If you make choices consistently, you are maximizing the expected value of some function, which we call “utility”.
Unfortunately in real life many important choices are made just once, taken from a set of choices that is not well-delineated (because we don’t have time to list them), in a situation where we don’t have the resources to rank all these choices. In these cases, the hypotheses of von Neumann-Morgenstern utility theorem don’t apply: the set of choices is unknown and so is the ordering, even on the elements we know are members of the set.
This is especially the case for anyone changing their career.
I agree that my remark about risk aversion was poorly stated. What I meant is that if I have a choice either to do something that has a very tiny chance of having a very large good effect (e.g., working on friendly AI and possibly preventing a hostile takeover of the world by nasty AI) or to do something with a high chance of having a small good effect (e.g., teaching math to university students), I may take the latter option where others may take the former. Neither need be irrational.
In these cases, the hypotheses of von Neumann-Morgenstern utility theorem don’t apply: the set of choices is unknown and so is the ordering, even on the elements we know are members of the set.
It seems to me that you give up on VNM too early :-)
1) If you don’t know about option A, it shouldn’t affect your choice between known options B and C.
2) If you don’t know how to order options A and B, how can you justify choosing A over B (as you do)?
Not trying to argue for FAI or against environmentalism here, just straightening out the technical issue.
What I meant is that if I have a choice either to do something that has a very tiny chance of having a very large good effect (e.g., working on friendly AI and possibly preventing a hostile takeover of the world by nasty AI) or to do something with a high chance of having a small good effect (e.g., teaching math to university students), I may take the latter option where others may take the former. Neither need be irrational.

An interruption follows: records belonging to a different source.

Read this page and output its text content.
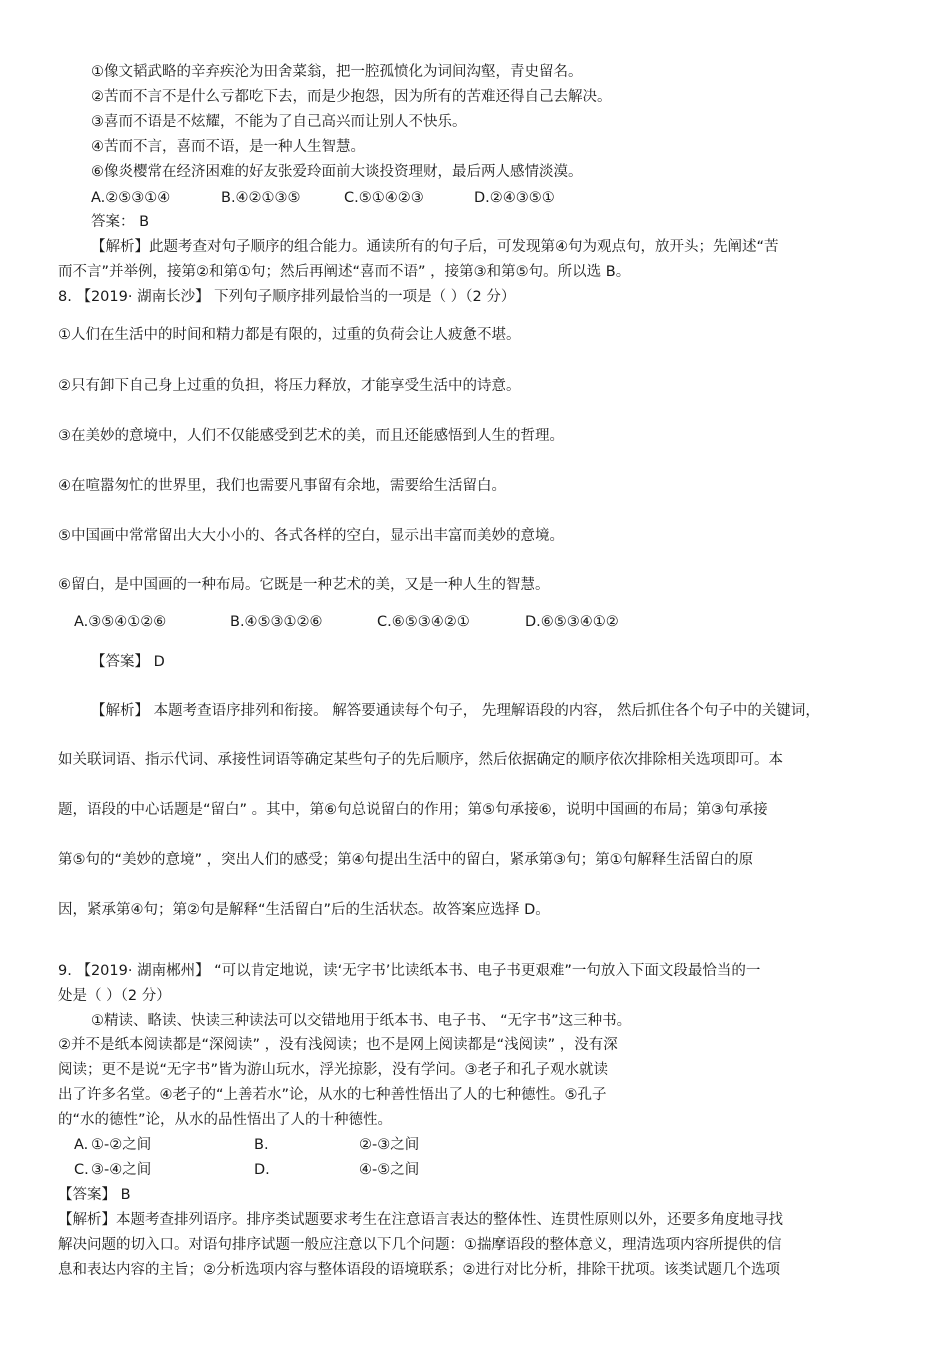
①像文韬武略的辛弃疾沦为田舍菜翁，把一腔孤愤化为词间沟壑，青史留名。
②苦而不言不是什么亏都吃下去，而是少抱怨，因为所有的苦难还得自己去解决。
③喜而不语是不炫耀，不能为了自己高兴而让别人不快乐。
④苦而不言，喜而不语，是一种人生智慧。
⑥像炎樱常在经济困难的好友张爱玲面前大谈投资理财，最后两人感情淡漠。
A.②⑤③①④	B.④②①③⑤	C.⑤①④②③	D.②④③⑤①
答案： B
【解析】此题考查对句子顺序的组合能力。通读所有的句子后，可发现第④句为观点句，放开头；先阐述“苦
而不言”并举例，接第②和第①句；然后再阐述“喜而不语” ，接第③和第⑤句。所以选 B。
8. 【2019· 湖南长沙】 下列句子顺序排列最恰当的一项是（ ）（2 分）
①人们在生活中的时间和精力都是有限的，过重的负荷会让人疲惫不堪。
②只有卸下自己身上过重的负担，将压力释放，才能享受生活中的诗意。
③在美妙的意境中，人们不仅能感受到艺术的美，而且还能感悟到人生的哲理。
④在喧嚣匆忙的世界里，我们也需要凡事留有余地，需要给生活留白。
⑤中国画中常常留出大大小小的、各式各样的空白，显示出丰富而美妙的意境。
⑥留白，是中国画的一种布局。它既是一种艺术的美，又是一种人生的智慧。
A.③⑤④①②⑥	B.④⑤③①②⑥	C.⑥⑤③④②①	D.⑥⑤③④①②
【答案】 D
【解析】 本题考查语序排列和衔接。 解答要通读每个句子， 先理解语段的内容， 然后抓住各个句子中的关键词，
如关联词语、指示代词、承接性词语等确定某些句子的先后顺序，然后依据确定的顺序依次排除相关选项即可。本
题，语段的中心话题是“留白” 。其中，第⑥句总说留白的作用；第⑤句承接⑥，说明中国画的布局；第③句承接
第⑤句的“美妙的意境” ，突出人们的感受；第④句提出生活中的留白，紧承第③句；第①句解释生活留白的原
因，紧承第④句；第②句是解释“生活留白”后的生活状态。故答案应选择 D。
9. 【2019· 湖南郴州】 “可以肯定地说，读‘无字书’比读纸本书、电子书更艰难”一句放入下面文段最恰当的一
处是（ ）（2 分）
①精读、略读、快读三种读法可以交错地用于纸本书、电子书、 “无字书”这三种书。
②并不是纸本阅读都是“深阅读” ，没有浅阅读；也不是网上阅读都是“浅阅读” ，没有深
阅读；更不是说“无字书”皆为游山玩水，浮光掠影，没有学问。③老子和孔子观水就读
出了许多名堂。④老子的“上善若水”论，从水的七种善性悟出了人的七种德性。⑤孔子
的“水的德性”论，从水的品性悟出了人的十种德性。
A. ①-②之间	B.	②-③之间
C. ③-④之间	D.	④-⑤之间
【答案】 B
【解析】本题考查排列语序。排序类试题要求考生在注意语言表达的整体性、连贯性原则以外，还要多角度地寻找
解决问题的切入口。对语句排序试题一般应注意以下几个问题：①揣摩语段的整体意义，理清选项内容所提供的信
息和表达内容的主旨；②分析选项内容与整体语段的语境联系；②进行对比分析，排除干扰项。该类试题几个选项
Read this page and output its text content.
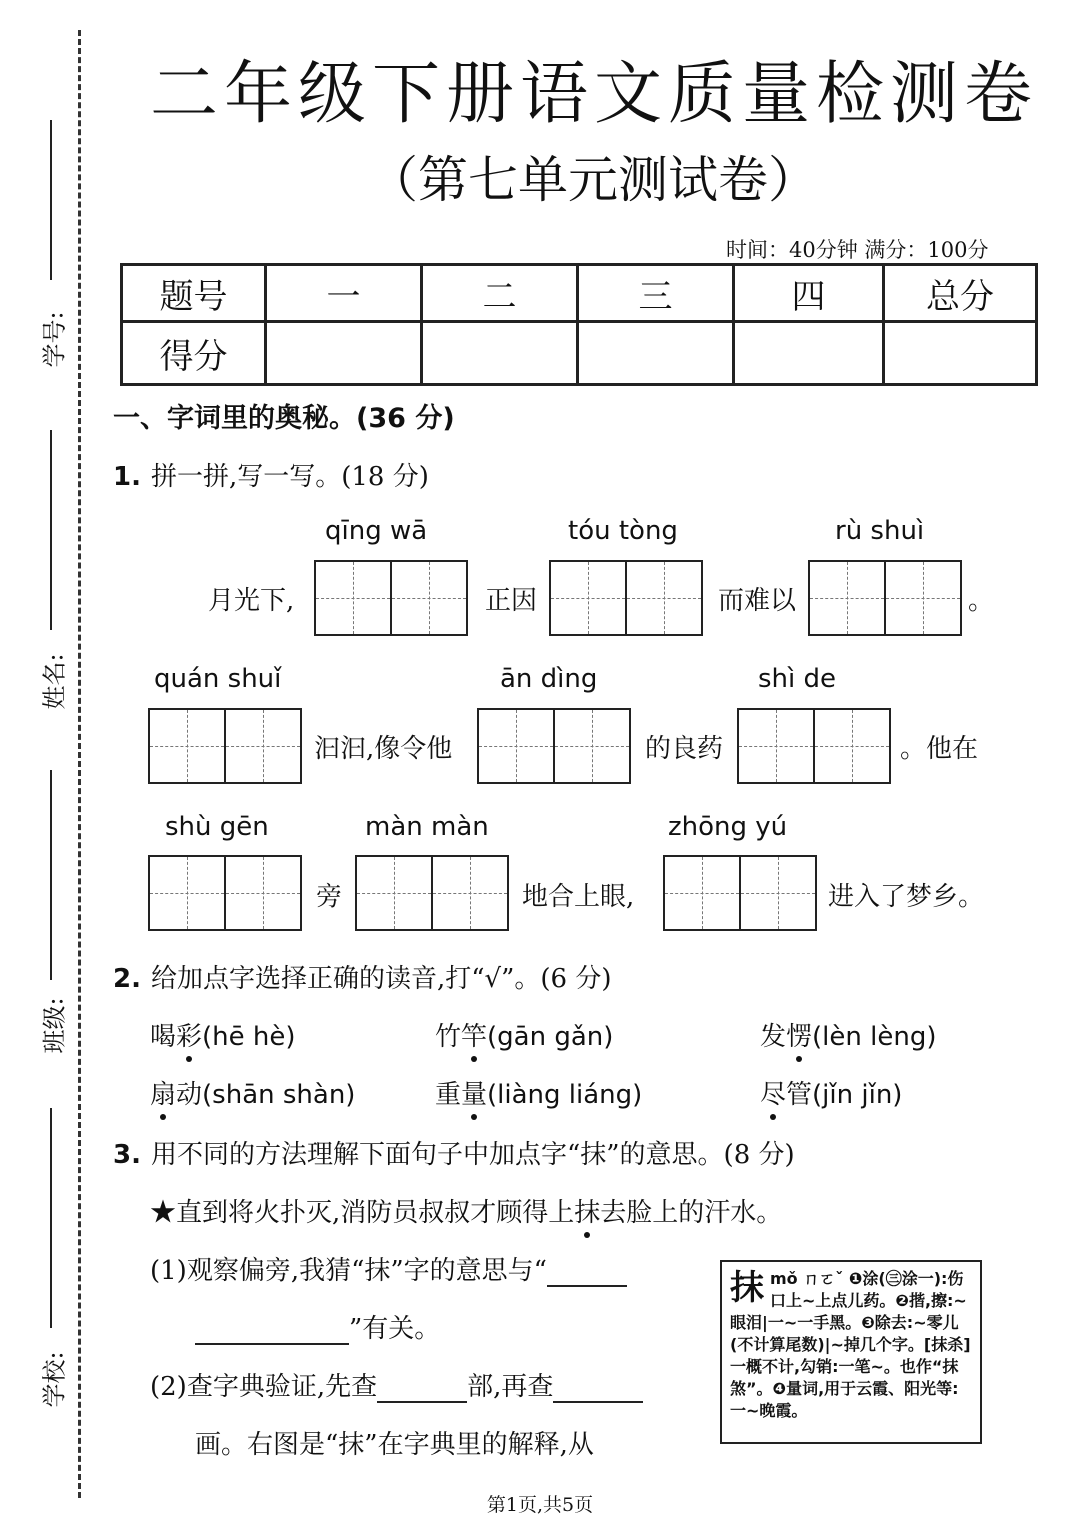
学号:
姓名:
班级:
学校:
二年级下册语文质量检测卷
（第七单元测试卷）
时间：40分钟 满分：100分
题号	一	二	三	四	总分
得分					
一、字词里的奥秘。(36 分)
1. 拼一拼,写一写。(18 分)
qīng wā	tóu tòng	rù shuì
月光下,	正因	而难以	。
quán shuǐ	ān dìng	shì de
汩汩,像令他	的良药	。他在
shù gēn	màn màn	zhōng yú
旁	地合上眼,	进入了梦乡。
2. 给加点字选择正确的读音,打“√”。(6 分)
喝彩(hē hè)	竹竿(gān gǎn)	发愣(lèn lèng)
扇动(shān shàn)	重量(liàng liáng)	尽管(jǐn jǐn)
3. 用不同的方法理解下面句子中加点字“抹”的意思。(8 分)
★直到将火扑灭,消防员叔叔才顾得上抹去脸上的汗水。
(1)观察偏旁,我猜“抹”字的意思与“
”有关。
(2)查字典验证,先查	部,再查
画。右图是“抹”在字典里的解释,从
抹 mǒ ㄇㄛˇ ❶涂(㊂涂一):伤口上~上点儿药。❷揩,擦:~眼泪|一~一手黑。❸除去:~零儿(不计算尾数)|~掉几个字。[抹杀]一概不计,勾销:一笔~。也作“抹煞”。❹量词,用于云霞、阳光等:一~晚霞。
第1页,共5页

Problem is that the expected utility of an outcome often grows faster than its probability shrinks. If the utility you assign to a galactic civilization does not outweigh the low probability of success you can just take into the account all beings that could be alive until the end of time in the case of a positive Singularity. Whatever you care about now, there will be so much more of it after a positive Singularity that it does always outweigh the tiny probability of it happening.
Hmm, I wonder if there is a bias in human cognition, which makes it easier for us to think of ever larger utilities/disutilities than of ever tinier probabilities. My intuition says the former, which is why I tend to be skeptical of such large impact small probability events.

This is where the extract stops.